Switzerland has welcomed the appointment of Pascal Lamy as head of the Geneva-based World Trade Organization (WTO).This content was published on May 26, 2005 - 17:20
The Frenchman had been the preferred candidate of Switzerland and the European Union since the first round of consultations.
Lamy - the only candidate left in the running for the prestigious position – was endorsed by the 148 WTO members at a meeting behind closed doors on Thursday.
"He is a personality who is attached to traditional European values and therefore rather close to our views of the strengthening of the multilateral trading system," said Luzius Wasescha, Switzerland’s ambassador to the WTO.
The senior Swiss trade official said Lamy could contribute to breaking the deadlock in the latest round of trade talks scheduled for December in Hong Kong.
"But the status of director-general doesn’t allow him to impose solutions. The main actors are WTO member states," Wasescha told swissinfo.
The meeting of trade ministers is due to approve a draft deal on lowering barriers to business across the global economy.
Wasescha’s view is echoed by Daniel Wüger, senior research fellow at the Bern-based World Trade Institute.
"All a director-general can do is create a good environment for talks. He is just a facilitator. He enjoys broad support and can bring people together and put all the options on the table, but that's all he can do."
Wüger does not expect the new director-general to be particularly good news for Switzerland.
"Switzerland will still have to fight to defend agricultural subsidies.

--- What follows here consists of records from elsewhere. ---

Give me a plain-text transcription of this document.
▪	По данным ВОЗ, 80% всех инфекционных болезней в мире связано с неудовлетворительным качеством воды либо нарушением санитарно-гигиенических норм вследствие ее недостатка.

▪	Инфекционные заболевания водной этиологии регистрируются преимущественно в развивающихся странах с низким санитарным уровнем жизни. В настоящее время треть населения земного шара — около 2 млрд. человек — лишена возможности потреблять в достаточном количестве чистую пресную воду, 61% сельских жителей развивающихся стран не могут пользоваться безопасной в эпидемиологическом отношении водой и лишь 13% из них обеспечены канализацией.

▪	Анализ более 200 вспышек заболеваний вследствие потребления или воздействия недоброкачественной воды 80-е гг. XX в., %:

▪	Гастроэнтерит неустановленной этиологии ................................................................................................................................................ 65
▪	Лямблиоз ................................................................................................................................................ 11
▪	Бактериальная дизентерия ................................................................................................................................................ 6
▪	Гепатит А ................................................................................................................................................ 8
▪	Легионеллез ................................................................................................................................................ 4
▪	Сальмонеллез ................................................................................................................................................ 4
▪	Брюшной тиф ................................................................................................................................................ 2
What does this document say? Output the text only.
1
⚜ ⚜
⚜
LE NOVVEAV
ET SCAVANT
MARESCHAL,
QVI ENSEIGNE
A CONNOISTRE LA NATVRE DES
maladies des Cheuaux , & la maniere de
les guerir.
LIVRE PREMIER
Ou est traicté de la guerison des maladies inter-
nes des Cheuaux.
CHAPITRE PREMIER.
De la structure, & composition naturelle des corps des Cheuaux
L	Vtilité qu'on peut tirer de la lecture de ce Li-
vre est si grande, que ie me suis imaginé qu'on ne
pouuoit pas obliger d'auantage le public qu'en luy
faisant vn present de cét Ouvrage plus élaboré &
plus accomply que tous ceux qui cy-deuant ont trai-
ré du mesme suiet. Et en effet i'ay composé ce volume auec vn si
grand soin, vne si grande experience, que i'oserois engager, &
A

And with this particular topic - one of the biggest stumbling blocks - Lamy will have to be careful not to take sides. He has to maintain a neutral position and can't be seen to have an opinion."
Wasescha recalled the "perfect understanding" of agriculture policy Lamy had shown when he was EU trade commissioner between 1999 and 2004.
"But we shall see what position he will take as director-general of the WTO," Wasescha cautioned.
Another main challenge for Lamy – currently an associate professor of politics in Paris - is to handle mounting tensions between the EU and the United States.
Experts have warned that the world’s two economic superpowers are heading for a major trade row in a dispute over subsidies to their main aircraft manufacturers.
The 58-year-old Frenchman replaces Thailand’s Supachai Panitchpakdi who steps down at the end of August after completing his three-year term.
Talks with Iran
In another development, the WTO on Thursday decided to start membership talks with Iran after the US dropped its long-standing opposition.
Wasescha said Switzerland had supported Iran’s application for the past five years "because we believe that all trading nations should be in the WTO if they are ready to fulfil the conditions for membership".
The move is seen as a reward for Iran following Teheran’s agreement to maintain the suspension of its nuclear activities.
Pascal Lamy of France is the fifth director-general of the WTO and succeeds Supachai Panitchpakdi.
He takes up his new post on September 1.
The Geneva-based WTO was set up in 1995 and replaced the General Agreement on Tariffs and Trade (Gatt).
It is the only global international organisation dealing with trade rules and has 148 member countries and a staff of 630 people.